Panjang gelombang yang kami gunakan yaitu dicari berdasarkan
literature yaitu 254 nm dan 280 nm. Ketika menggunakan panjang
gelombang 254 hasil kromatogram yang didapatkan jelek yaitu ada peak
yang menurun. Ketika digunakan panjang gelombang 280 didapatkan
satu senyawa namun waktu retensinya tidak terdeteksi karena
kemungkinan kadar senyawa tersebut sangat kecil. Karena banyak
kemungkinan-kemungkinan kesalahan yang terjadi. Diantaranya :
Pada saat mengencerkan larutan baku tidak sesuai dengan
seharusnya yaitu 100 ppm. Sehingga detektor tidak dapat membaca
atau mengetahui kandungan apa saja yang ada di dalam ekstrak sereh
tersebut (human error).
Setelah dilakukan pengenceran seharusnya disaring terlebih dahulu
sebelum memasukkannya kedalam vial. Tetapi kami tidak melakukan
penyaringan dan langsung dimasukkan kedalam vial. Sehingga banyak
pengotor yang masih tersisa didalam vial tersebut dan banyaknya
pengotor yang terdeteksi didalamnya.
Kurangnya pengetahuan tentang panjang gelombang yang seharusnya
digunakan untuk mendeteksi kandungan sereh sehingga banyak
senyawa-senyawa yang tidak terdeteksi.
BAB V
PENUTUP
5.1. Kesimpulan
5.1. Saran
DAFTAR PUSTAKA
Gandjar, Ibnu Gholib.2007. Kimia Farmasi Analisa.

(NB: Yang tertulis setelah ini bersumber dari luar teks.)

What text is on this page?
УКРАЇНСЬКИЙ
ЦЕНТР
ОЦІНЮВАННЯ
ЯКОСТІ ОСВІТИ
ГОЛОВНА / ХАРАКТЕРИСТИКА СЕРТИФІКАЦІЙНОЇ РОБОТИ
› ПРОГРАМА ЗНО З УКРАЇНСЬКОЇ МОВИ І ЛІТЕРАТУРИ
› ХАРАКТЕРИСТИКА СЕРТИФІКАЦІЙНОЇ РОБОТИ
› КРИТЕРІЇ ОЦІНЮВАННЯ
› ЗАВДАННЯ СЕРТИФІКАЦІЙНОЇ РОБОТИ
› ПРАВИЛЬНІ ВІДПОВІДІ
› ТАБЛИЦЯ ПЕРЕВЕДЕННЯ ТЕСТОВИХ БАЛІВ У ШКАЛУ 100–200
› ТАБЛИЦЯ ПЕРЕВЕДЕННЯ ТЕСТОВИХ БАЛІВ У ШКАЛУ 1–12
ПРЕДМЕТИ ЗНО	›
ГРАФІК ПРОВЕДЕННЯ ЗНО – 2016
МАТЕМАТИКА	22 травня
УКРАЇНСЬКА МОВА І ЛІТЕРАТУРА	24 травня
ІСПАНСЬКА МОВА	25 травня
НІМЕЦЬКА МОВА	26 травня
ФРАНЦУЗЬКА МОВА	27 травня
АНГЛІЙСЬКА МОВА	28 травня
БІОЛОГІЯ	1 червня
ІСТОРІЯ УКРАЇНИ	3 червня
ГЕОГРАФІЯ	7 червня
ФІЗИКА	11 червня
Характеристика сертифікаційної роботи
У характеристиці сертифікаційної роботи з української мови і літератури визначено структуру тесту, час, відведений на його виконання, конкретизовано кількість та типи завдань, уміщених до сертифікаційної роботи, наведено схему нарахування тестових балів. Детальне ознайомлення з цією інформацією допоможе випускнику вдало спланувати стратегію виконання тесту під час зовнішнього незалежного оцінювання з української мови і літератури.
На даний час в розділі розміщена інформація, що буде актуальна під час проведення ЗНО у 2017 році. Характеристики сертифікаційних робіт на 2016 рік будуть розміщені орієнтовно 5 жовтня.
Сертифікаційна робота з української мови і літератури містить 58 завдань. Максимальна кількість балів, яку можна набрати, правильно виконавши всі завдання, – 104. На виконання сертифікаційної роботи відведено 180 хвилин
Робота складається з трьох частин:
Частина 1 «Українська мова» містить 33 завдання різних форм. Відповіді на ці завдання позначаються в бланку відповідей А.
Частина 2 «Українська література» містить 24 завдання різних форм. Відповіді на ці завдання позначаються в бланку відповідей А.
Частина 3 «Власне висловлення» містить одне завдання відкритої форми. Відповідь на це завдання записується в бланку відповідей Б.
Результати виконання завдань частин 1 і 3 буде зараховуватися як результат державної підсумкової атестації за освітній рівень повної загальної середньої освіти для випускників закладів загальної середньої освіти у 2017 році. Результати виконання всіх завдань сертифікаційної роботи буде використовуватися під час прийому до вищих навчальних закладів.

Yogyakarta: Pustaka Pelajar.
Kupiec, Tom. 2004. Quality-Control Analytical Method : High Performance Liquid
Chromatography. International Journal of Pharmaceytical Compounding Vol. 8.
Oklahoma City
Sastrohamidjojo, Harjono. 2005. Kromatografi.Yogyakarta: Universitas Gadjah Mada.